Couple this with the phenomenon studied by Matthew Salganik and Duncan Watts documented in their paper, “Leading the Herd Astray: An Experimental Study of Self-fulfilling Prophecies in an Artificial Cultural Market,” and we have a perfect recipe for creating a music ranking landscape which has more to do with luck and economic power of large corporations (such as the media conglomerates which many big labels are a part of) than it has to do with “true popularity” (if any such thing exists), quality, and relevance. As economist, Alan Krueger, stated:
Now let’s see what happened when the download counts were flipped, so that the new participants thought the least popular song was actually the most popular. As you can see, the download count for the least popular song grew much more quickly when it was artificially placed at the top of the list. And the download count for the most popular song grew much more slowly when it was artificially placed at the bottom of the list.
In the alternative world that began with the true rankings reversed, the least popular song did surprisingly well, and, in fact, held onto its artificially bestowed top ranking.
Sadly, for the non Classical Music Crisis folks, these phenomena don’t help some of the arguments for their side either. One of these arguments deals with the idea of Classical performing Organizations as curators or preservers of so-called “High Culture”–Orchestras shouldn’t have their funding or size cut because that would cut into the quality of their performances and their ability to produce the great masterpieces with the huge orchestras they’ve become accustomed to using.
I recently got a copy of Jan LaRue “Catalogue of 18th-Century Symphonies: Volume I” and was quite amazed to find 16,558 symphonies listed. These are works from 1700-1799, so all the big masterpieces from the 19th and early 20th centuries aren’t listed. This wouldn’t even include any Beethoven Symphonies (his first wasn’t officially published until 1801 though sketches from the late 1790s have been found). The argument would go something along the lines of “well, those works aren’t performed because they haven’t survived the test of time,” or something similar.
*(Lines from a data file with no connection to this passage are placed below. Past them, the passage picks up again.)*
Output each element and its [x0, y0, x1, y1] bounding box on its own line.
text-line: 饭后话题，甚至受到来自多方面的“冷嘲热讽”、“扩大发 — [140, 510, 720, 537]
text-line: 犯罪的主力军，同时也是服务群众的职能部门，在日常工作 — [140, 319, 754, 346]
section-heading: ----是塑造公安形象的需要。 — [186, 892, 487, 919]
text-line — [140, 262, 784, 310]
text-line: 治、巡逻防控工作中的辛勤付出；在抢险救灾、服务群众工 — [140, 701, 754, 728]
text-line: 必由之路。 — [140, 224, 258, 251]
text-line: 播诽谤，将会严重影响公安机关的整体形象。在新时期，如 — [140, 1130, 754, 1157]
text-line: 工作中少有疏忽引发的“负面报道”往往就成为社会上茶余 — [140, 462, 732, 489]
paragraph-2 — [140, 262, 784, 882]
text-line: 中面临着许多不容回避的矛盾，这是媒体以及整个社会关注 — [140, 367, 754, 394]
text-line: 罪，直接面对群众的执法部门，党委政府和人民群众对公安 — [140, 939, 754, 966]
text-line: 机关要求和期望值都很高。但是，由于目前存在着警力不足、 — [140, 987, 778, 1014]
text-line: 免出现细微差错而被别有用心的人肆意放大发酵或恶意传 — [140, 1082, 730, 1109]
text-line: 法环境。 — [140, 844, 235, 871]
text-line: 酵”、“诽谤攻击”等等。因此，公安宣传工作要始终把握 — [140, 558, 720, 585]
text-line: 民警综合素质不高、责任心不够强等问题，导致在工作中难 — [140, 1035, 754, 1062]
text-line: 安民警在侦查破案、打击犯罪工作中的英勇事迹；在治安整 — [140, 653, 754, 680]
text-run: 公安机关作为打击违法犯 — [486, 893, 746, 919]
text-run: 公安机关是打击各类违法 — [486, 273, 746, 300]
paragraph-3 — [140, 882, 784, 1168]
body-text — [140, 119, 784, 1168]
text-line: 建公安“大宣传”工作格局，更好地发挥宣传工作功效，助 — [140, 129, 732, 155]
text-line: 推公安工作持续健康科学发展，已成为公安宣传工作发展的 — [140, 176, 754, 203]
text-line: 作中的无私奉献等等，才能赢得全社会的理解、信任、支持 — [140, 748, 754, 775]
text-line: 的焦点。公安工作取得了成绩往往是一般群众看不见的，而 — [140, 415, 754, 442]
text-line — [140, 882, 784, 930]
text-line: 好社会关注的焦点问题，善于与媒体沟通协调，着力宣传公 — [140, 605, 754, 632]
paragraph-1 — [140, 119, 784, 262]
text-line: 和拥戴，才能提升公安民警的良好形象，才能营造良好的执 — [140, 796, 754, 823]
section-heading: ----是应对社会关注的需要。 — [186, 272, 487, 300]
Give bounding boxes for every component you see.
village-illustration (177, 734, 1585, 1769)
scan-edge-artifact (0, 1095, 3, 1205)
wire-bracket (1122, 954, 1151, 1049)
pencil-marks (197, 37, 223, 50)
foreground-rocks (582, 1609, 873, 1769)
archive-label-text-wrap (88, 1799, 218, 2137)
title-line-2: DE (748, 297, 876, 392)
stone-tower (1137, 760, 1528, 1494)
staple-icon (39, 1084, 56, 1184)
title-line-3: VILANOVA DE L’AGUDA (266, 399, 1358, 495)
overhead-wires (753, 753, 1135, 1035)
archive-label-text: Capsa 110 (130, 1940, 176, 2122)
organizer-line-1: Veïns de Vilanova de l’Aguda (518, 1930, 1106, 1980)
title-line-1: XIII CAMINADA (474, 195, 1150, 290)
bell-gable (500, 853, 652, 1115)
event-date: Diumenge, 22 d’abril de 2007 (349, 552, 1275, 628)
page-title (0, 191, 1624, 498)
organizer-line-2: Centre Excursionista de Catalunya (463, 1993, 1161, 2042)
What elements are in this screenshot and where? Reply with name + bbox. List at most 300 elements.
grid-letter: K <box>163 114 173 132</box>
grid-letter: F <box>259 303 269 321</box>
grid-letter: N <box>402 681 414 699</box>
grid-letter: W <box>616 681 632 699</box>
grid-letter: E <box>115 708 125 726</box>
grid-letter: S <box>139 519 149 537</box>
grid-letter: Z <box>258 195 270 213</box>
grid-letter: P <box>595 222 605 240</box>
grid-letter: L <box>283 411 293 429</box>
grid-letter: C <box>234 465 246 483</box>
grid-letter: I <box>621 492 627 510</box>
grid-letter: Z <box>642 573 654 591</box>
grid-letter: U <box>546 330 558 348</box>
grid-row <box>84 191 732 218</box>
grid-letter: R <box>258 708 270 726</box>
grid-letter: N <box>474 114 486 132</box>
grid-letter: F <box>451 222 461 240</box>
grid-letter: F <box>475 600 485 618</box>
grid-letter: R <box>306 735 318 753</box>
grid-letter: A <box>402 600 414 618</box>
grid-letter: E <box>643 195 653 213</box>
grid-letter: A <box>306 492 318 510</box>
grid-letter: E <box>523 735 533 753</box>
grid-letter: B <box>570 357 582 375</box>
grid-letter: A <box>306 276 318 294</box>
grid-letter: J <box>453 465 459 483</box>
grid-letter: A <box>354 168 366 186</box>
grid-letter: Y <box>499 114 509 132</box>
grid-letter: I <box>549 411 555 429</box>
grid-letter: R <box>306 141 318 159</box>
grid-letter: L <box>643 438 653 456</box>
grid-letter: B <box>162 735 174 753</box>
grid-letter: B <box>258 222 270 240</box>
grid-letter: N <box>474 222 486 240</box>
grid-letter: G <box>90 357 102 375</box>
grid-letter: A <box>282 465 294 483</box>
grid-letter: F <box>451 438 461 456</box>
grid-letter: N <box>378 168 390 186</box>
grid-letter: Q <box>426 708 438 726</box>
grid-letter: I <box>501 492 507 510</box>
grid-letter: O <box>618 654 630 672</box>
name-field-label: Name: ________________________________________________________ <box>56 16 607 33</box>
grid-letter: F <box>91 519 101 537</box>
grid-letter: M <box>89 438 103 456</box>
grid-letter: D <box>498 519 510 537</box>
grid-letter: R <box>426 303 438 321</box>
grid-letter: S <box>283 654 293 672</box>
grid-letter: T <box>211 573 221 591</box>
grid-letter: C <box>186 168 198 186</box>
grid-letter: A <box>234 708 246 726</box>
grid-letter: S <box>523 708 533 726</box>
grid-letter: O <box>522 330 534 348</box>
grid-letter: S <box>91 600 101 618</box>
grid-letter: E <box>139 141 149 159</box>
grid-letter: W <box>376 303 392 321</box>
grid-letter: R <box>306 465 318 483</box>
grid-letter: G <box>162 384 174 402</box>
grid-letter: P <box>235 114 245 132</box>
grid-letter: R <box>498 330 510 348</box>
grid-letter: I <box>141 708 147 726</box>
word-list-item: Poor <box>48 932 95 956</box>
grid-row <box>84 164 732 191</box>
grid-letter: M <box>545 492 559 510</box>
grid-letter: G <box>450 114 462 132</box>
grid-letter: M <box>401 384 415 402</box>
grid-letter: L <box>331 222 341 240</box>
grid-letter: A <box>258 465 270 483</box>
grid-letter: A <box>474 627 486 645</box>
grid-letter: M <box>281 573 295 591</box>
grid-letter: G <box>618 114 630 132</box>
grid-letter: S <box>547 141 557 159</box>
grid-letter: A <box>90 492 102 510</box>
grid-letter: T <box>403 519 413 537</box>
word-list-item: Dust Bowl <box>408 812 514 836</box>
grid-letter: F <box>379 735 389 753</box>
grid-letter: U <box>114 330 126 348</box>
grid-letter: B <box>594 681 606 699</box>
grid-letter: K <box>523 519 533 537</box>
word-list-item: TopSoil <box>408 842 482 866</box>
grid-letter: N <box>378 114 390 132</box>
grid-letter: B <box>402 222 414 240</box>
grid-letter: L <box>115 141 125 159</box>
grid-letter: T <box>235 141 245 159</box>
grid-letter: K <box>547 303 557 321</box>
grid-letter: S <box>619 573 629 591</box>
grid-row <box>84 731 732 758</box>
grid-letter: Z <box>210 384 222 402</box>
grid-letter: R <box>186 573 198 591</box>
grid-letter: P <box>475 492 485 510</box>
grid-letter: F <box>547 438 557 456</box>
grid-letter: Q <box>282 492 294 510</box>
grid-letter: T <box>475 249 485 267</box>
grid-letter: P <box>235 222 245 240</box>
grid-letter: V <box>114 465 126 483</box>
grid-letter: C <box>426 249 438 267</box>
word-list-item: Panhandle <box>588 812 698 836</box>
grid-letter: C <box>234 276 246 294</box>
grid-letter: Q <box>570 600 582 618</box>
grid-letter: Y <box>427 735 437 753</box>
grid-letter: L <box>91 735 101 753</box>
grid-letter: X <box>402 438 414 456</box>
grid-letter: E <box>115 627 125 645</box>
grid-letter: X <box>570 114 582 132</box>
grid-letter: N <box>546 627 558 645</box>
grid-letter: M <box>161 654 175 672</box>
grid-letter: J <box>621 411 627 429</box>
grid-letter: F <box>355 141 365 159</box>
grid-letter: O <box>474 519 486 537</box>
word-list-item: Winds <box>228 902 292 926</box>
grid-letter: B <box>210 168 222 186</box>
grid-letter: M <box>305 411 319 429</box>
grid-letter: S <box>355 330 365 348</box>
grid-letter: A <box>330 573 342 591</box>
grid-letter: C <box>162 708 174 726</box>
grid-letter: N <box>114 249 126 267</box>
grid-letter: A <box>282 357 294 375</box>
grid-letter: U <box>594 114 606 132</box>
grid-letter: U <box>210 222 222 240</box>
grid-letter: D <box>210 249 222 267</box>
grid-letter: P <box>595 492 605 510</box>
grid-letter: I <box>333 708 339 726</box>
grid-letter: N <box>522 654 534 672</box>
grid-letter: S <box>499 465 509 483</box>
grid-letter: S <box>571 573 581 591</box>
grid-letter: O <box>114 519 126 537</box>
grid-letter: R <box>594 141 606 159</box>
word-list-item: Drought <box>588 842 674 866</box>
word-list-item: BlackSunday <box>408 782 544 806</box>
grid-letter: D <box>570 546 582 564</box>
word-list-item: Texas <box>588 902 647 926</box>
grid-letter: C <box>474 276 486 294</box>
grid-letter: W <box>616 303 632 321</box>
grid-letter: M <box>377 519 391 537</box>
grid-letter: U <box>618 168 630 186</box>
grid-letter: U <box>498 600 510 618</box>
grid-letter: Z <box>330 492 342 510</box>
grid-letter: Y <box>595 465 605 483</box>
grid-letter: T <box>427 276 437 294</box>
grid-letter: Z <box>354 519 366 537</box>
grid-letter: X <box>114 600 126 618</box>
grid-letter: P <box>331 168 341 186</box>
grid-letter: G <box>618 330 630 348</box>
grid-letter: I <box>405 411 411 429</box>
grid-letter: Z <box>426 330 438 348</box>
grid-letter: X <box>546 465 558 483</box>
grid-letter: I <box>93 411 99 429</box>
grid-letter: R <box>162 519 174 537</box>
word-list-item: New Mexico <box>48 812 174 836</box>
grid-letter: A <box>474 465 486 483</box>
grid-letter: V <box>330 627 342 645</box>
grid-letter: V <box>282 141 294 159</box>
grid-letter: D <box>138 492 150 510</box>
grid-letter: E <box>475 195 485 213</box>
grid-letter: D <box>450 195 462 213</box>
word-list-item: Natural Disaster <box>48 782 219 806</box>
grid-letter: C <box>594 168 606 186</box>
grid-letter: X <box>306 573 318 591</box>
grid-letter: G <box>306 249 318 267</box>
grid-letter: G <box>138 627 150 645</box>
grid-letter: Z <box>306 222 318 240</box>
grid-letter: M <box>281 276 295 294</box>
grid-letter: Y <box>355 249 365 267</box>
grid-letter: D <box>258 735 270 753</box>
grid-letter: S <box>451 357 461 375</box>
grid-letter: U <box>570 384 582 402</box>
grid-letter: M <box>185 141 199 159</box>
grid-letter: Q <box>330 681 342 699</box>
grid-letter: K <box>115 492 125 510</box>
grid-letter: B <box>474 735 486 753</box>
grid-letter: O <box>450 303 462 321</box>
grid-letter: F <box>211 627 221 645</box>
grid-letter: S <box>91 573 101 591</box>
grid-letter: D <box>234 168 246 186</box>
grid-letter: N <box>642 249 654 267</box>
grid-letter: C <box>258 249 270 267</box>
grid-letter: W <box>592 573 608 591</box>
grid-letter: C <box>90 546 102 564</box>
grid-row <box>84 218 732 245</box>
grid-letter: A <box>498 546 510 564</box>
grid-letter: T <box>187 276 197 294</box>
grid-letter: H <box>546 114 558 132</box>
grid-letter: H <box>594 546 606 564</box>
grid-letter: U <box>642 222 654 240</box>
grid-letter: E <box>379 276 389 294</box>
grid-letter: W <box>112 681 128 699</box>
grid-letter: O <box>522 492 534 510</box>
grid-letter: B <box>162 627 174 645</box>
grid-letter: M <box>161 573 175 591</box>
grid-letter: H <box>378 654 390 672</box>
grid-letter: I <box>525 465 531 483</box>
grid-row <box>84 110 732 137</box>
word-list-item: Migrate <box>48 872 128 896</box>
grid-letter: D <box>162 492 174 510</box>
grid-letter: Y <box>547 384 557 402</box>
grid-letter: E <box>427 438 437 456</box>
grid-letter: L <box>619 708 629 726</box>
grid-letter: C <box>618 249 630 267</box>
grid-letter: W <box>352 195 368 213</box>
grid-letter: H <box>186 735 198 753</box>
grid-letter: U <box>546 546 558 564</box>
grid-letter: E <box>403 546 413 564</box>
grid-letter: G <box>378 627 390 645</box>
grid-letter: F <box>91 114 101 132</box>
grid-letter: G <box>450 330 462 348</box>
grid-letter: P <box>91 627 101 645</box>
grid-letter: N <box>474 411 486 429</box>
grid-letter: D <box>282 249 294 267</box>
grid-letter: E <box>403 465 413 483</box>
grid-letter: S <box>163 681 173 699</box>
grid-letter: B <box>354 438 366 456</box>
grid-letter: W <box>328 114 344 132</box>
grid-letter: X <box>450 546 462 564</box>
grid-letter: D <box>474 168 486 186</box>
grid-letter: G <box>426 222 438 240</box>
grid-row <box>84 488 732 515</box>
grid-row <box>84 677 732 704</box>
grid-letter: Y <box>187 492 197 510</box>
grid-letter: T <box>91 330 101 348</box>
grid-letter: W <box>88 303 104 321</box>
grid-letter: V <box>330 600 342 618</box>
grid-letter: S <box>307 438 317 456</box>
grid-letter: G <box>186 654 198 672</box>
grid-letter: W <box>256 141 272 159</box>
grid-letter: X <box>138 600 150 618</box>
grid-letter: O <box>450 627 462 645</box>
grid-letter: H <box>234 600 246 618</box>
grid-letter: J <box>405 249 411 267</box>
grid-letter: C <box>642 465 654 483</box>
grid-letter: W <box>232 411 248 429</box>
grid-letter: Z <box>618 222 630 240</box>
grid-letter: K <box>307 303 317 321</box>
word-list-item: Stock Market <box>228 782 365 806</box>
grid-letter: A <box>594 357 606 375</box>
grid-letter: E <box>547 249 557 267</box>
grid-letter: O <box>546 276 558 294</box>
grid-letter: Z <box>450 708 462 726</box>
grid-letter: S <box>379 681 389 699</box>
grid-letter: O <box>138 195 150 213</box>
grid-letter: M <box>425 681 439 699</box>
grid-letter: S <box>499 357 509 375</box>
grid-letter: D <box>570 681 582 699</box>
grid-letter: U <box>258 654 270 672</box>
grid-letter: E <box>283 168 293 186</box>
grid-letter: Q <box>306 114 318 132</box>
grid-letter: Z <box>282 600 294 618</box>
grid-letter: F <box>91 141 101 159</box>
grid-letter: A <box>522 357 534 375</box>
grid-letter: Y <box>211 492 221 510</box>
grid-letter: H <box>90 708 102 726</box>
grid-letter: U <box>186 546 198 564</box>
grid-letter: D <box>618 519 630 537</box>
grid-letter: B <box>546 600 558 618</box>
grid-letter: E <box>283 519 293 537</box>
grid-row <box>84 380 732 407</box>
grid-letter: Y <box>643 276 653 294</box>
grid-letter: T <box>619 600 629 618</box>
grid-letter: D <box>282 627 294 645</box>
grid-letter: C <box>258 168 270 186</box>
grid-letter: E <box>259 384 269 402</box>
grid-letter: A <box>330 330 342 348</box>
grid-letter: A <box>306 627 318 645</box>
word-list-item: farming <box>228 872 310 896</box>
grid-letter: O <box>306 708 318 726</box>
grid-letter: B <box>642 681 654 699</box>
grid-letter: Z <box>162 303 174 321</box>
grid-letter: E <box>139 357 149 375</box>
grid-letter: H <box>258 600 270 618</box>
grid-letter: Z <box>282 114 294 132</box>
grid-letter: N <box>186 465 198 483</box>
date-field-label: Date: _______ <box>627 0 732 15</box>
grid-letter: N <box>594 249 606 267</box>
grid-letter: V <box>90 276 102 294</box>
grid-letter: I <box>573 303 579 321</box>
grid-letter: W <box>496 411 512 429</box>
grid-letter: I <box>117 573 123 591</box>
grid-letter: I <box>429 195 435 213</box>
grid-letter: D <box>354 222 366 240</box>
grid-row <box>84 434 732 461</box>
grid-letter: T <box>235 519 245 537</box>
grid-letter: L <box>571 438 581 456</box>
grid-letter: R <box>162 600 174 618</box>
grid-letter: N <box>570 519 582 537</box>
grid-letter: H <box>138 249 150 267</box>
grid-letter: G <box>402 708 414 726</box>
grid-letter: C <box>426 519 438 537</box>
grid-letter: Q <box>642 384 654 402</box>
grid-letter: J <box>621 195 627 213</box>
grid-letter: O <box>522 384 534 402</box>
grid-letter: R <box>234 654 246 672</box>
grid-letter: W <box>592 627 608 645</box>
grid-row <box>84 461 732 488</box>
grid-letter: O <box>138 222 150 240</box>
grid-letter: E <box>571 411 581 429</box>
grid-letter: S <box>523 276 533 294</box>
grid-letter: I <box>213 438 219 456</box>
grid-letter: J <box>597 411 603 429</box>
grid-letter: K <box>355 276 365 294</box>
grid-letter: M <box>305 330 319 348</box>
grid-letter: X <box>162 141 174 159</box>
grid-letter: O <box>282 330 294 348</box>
As Krueger noted (see link above) in his piece about the economics of Rock and Roll, we rarely take into account the role of luck (or, Survivorship Bias) in determining the canon of popularity or quality, which means that we don’t take into account how systems of socio-economic power play into creating the canons of quality and popularity. I think that when the SOBs (Symphonies, Operas, Ballets) stop trying to be something for everybody and get back to the business of being specialists in preserving a very specific musical niche, they’ll all be better for it.
Let the “young and hip” folks create their own Video Game and Film Projection Orchestras, their Laptop and Mobile Phone Orchestras, their Soundpainting and Telematic Orchestras. This is simply the next iteration of a specialist split that we saw in the post 1950s Orchestra expansion when Baroque/Early Music groups and New Music Orchestras and Ensembles formed. There’s no need to turn the traditional Classical Music Institutions into the next HIP (sic) thing and constantly chase that elusive Savior Demographic. Focus on doing what you do best and don’t be apologetic about it. But also don’t make the mistake that what you’re doing is the only form of High Musical Art Culture out there.
Similarly, since we’re in a Post-Pop age, maybe we need to get over the Anglo_American popular music that isn’t really dominant anymore. I find it curious that the call for populism invariably ends up referencing the same tired old White-Euroamerican-Male tropes, if only because nearly all the popular culture industries in the US have been dominated by that demographic. In a country with an ever increasing hyphenated American population, you’d think we’d like to get past that in our popular entertainment. That’s when we realized the socio-economic structures still favor (albeit, in a more fragmented way) a certain demographic which happens to be coincident with a majority population. For a supposedly younger and more socially conscious demographic, it’s a bit ironic they seem content to replicate those dominant socio-economic structures. For example, the Classical Music Crisis folks don’t seem to be advocating Orchestras start playing Arabic and Chinese Repertoire like the numerous US based Arabic and Chinese orchestras are doing.
When all that is said and done, I think it’s not hard to noticed that on both sides of the debate, there’s still the implicit understanding that the only art (wither high or low or middlebrow) that matters is simply the art of the Majority White Euro-Anglo-American which is predicted to become a minority soon anyway.